Pendant que les yeux sont tournés vers la crise au ministère des Transports, la gestion de l'informatique continue d'engloutir les fonds publics dans une relative indifférence.

La platitude du dossier n'aide pas. Il est en effet difficile de déchirer sa chemise en somnolant. C'est donc sous ce médiocre petit ronron que le même scénario se répète : des coûts qui explosent, une promesse d'agir, puis un autre rapport qui démontre que la fuite vers l'avant se poursuit.

Mercredi, la vérificatrice générale constatait à nouveau que peu de choses ont changé. Les consultants externes aident encore à définir les besoins, élaborer les appels d'offres, choisir les gagnants, puis faire le travail.

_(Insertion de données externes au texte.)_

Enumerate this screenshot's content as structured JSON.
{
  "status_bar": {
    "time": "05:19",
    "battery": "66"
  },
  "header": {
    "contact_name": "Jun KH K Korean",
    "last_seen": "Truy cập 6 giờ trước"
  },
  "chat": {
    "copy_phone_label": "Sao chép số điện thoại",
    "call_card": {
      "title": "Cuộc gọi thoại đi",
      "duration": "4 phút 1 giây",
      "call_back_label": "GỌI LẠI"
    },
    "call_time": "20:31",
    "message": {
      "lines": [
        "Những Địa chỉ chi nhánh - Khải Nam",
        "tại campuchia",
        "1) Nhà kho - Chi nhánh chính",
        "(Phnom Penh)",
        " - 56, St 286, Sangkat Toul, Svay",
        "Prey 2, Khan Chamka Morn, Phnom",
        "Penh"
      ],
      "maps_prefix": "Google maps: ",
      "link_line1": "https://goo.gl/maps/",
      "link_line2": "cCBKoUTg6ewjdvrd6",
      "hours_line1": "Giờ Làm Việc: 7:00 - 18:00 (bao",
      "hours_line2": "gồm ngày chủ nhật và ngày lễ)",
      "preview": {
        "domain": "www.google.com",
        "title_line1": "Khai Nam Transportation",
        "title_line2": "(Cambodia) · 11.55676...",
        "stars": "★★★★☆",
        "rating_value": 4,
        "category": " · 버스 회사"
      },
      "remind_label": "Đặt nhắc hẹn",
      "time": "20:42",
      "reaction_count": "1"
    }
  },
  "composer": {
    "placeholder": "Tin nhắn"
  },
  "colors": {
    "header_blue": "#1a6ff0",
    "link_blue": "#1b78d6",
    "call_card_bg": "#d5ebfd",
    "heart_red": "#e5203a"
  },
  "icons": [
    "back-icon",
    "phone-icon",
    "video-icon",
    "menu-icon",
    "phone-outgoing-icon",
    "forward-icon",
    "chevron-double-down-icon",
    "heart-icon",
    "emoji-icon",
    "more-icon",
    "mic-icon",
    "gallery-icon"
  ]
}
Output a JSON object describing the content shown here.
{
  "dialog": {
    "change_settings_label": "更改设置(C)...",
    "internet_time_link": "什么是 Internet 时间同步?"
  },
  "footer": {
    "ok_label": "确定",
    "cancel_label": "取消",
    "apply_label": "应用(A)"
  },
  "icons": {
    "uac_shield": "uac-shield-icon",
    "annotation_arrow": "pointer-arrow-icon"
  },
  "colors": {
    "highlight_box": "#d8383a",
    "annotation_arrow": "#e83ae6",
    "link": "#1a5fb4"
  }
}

En d'autres mots, le privé se sert.

Par exemple, pour son achat groupé de tablettes numériques, Québec a réussi à se négocier un prix de 493 dollars, soit 60 dollars de plus que le prix à l'unité affiché sur le site internet du fabricant. Dans un autre contrat, malgré une clause pour plafonner le prix, la facture finale a dépassé de 16 % la limite prévue.

On ne peut pas dire que le gouvernement ne fait rien. À chaque rapport du vérificateur, de nouvelles normes, règlements ou lois sont annoncés. Mais le message ne descend pas dans la fonction publique, là où se trouve le problème. C'est comme si on criait dans le désert. Voilà pourquoi le plan annoncé par le gouvernement Couillard suscite autant l'espoir que le scepticisme.

Son nouveau règlement est entré en vigueur ce printemps (les contrats examinés dans le rapport du vérificateur général n'en tiennent donc pas compte). Il met fin au règne du plus bas soumissionnaire et facilite les appels d'offres des plus petites firmes. De plus, un audit sera commandé sur chaque grand contrat.

Tout cela est bienvenu, mais le principal problème n'est pas la réglementation. C'est qu'elle n'est pas suivie, par manque de rigueur ou d'expertise.

Pour la renflouer, le Conseil du trésor a promis l'automne dernier d'engager 500 spécialistes. Près de 1700 candidats se sont préqualifiés, et plus de 100 ont été embauchés.

On part de loin. En effet, cela ne fait que deux semaines que Québec sait combien de spécialistes en informatique travaillent pour l'État. Ils n'étaient même pas recensés. Il faut dire que l'exercice n'était pas simple, car certains consultants externes étaient si bien « intégrés » à la bureaucratie qu'on était incapable de déterminer leur réel employeur...

Sans cette expertise, véritable colonne vertébrale, l'État continuera de s'agenouiller devant le privé, le chéquier en main. Québec doit donc remplir rapidement sa promesse. Ce n'est pas une dépense, mais un investissement.